El-Müızz ismi, izzetin kaynağıdır. Çünkü insanlar buna dayanırlar. Zira hak olan söz için, hak olan fiil için ve hak ile iş yapmak için kişi, arkasını bu güce dayamak suretiyle korunur, himaye altına girer. Bu bakımdan el-Müızz, bizzat izzetin mastarı ve kaynağıdır. Çünkü izzet O’ndan istenir, yardım O’ndan beklenir.

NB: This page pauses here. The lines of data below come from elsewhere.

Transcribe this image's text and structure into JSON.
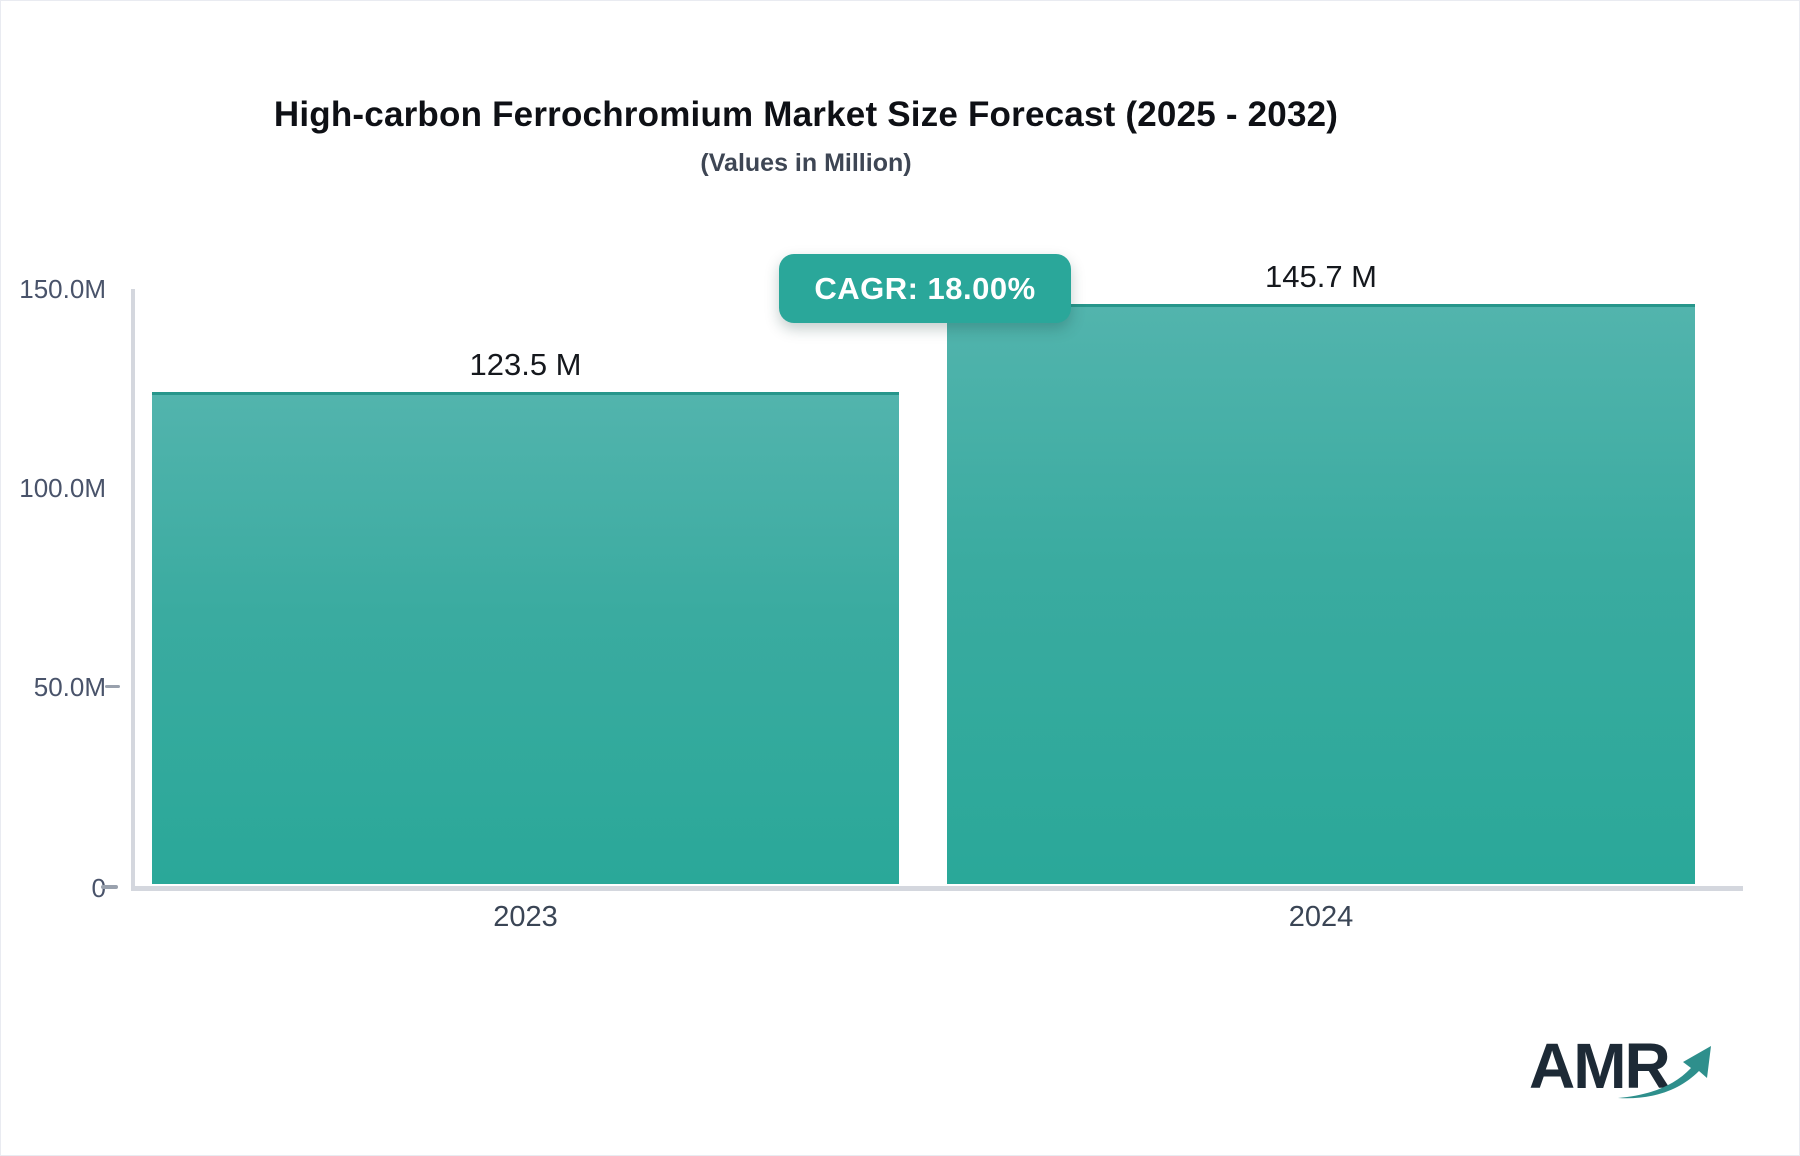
{
  "header": {
    "title": "High-carbon Ferrochromium Market Size Forecast (2025 - 2032)",
    "subtitle": "(Values in Million)"
  },
  "badge": {
    "label": "CAGR: 18.00%"
  },
  "logo": {
    "text": "AMR"
  },
  "colors": {
    "accent_teal": "#2aa79a",
    "bar_gradient_top": "#52b4ad",
    "bar_gradient_bottom": "#2aa899",
    "bar_top_border": "#27968b",
    "axis_line": "#d4d7de",
    "logo_text": "#1d2a36",
    "logo_arrow": "#2e8f8c"
  },
  "chart_data": {
    "type": "bar",
    "title": "High-carbon Ferrochromium Market Size Forecast (2025 - 2032)",
    "subtitle": "(Values in Million)",
    "categories": [
      "2023",
      "2024"
    ],
    "values": [
      123.5,
      145.7
    ],
    "value_labels": [
      "123.5 M",
      "145.7 M"
    ],
    "unit": "Million",
    "ylim": [
      0,
      150
    ],
    "ytick_labels": [
      "150.0M",
      "100.0M",
      "50.0M",
      "0"
    ],
    "grid": false,
    "legend": false,
    "annotation": "CAGR: 18.00%"
  }
}
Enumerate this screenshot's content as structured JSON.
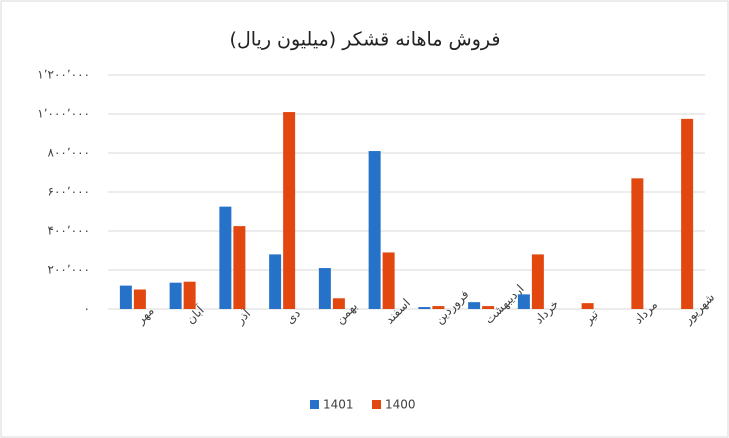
{
  "chart_data": {
    "type": "bar",
    "title": "فروش ماهانه قشکر (میلیون ریال)",
    "categories": [
      "مهر",
      "آبان",
      "آذر",
      "دی",
      "بهمن",
      "اسفند",
      "فروردین",
      "اردیبهشت",
      "خرداد",
      "تیر",
      "مرداد",
      "شهریور"
    ],
    "series": [
      {
        "name": "1401",
        "color": "#2672c9",
        "values": [
          120000,
          135000,
          525000,
          280000,
          210000,
          810000,
          10000,
          35000,
          75000,
          null,
          null,
          null
        ]
      },
      {
        "name": "1400",
        "color": "#e2470f",
        "values": [
          100000,
          140000,
          425000,
          1010000,
          55000,
          290000,
          15000,
          15000,
          280000,
          30000,
          670000,
          975000
        ]
      }
    ],
    "ylim": [
      0,
      1200000
    ],
    "yticks": [
      {
        "value": 0,
        "label": "۰"
      },
      {
        "value": 200000,
        "label": "۲۰۰٬۰۰۰"
      },
      {
        "value": 400000,
        "label": "۴۰۰٬۰۰۰"
      },
      {
        "value": 600000,
        "label": "۶۰۰٬۰۰۰"
      },
      {
        "value": 800000,
        "label": "۸۰۰٬۰۰۰"
      },
      {
        "value": 1000000,
        "label": "۱٬۰۰۰٬۰۰۰"
      },
      {
        "value": 1200000,
        "label": "۱٬۲۰۰٬۰۰۰"
      }
    ],
    "grid": true,
    "legend": "bottom"
  }
}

El-Müızz; İçinde saf ve temiz niyet taşıyan, sadık ve dürüst olanları aziz kılandır. Çünkü içinde samimi niyet taşıyanlar, güzel fiil ve davranışlarda bulunarak başarı kazanmak isterler. Kötü amellerden, fiil ve davranışlardan da uzak kalmayı umarlar. Bu itibarla kim, hakkı üstün kılmak isterse, el-Müızz olan Allah da onu aziz kılar.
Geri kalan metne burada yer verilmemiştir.